OnJobComplete func()
// contains filtered or unexported fields
}
ScraperManager manages the scraper lifecycle, restarting it after a configured number of jobs to prevent memory leaks.
func NewScraperManager ¶
func NewScraperManager(dbPool *pgxpool.Pool, concurrency int, fastMode, debug bool, maxJobs int64, proxies []string) *ScraperManager
NewScraperManager creates a new ScraperManager.
func (*ScraperManager) ActiveJobs ¶
func (m *ScraperManager) ActiveJobs() int64
ActiveJobs returns the number of currently active scrape jobs.
func (*ScraperManager) CentralWriter ¶
func (m *ScraperManager) CentralWriter() *CentralWriter
CentralWriter returns the CentralWriter instance.
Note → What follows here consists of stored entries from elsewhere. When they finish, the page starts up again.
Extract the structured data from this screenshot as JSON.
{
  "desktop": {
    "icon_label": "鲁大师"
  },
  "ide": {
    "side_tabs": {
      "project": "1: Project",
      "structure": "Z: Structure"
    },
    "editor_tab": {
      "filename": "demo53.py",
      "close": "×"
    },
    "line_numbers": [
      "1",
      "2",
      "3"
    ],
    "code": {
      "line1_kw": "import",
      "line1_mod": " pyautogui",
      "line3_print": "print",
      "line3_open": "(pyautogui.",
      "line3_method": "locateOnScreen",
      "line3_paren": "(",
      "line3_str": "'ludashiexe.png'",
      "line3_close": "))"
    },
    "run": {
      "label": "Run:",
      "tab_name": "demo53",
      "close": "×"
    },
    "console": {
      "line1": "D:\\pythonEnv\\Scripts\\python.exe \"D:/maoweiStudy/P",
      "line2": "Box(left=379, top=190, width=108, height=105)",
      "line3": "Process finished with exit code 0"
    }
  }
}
func (*ScraperManager) ForceFlush ¶
func (m *ScraperManager) ForceFlush(jobID string)
ForceFlush delegates to CentralWriter.
func (*ScraperManager) JobDone ¶
func (m *ScraperManager) JobDone()
JobDone is called after each River job completes.
func (*ScraperManager) MarkDone ¶
func (m *ScraperManager) MarkDone(jobID string)
MarkDone delegates to CentralWriter.
func (*ScraperManager) RegisterJob ¶
func (m *ScraperManager) RegisterJob(jobID string, riverJobID int64, keyword string) <-chan FlushResult
RegisterJob delegates to CentralWriter.
func (*ScraperManager) Run ¶
func (m *ScraperManager) Run(ctx context.Context) error
Run starts the scraper manager loop. It creates a new scraper, runs it until the job threshold is reached, then restarts.
func (*ScraperManager) SubmitJob ¶
func (m *ScraperManager) SubmitJob(ctx context.Context, job scrapemate.IJob) error
SubmitJob submits a job to the current provider.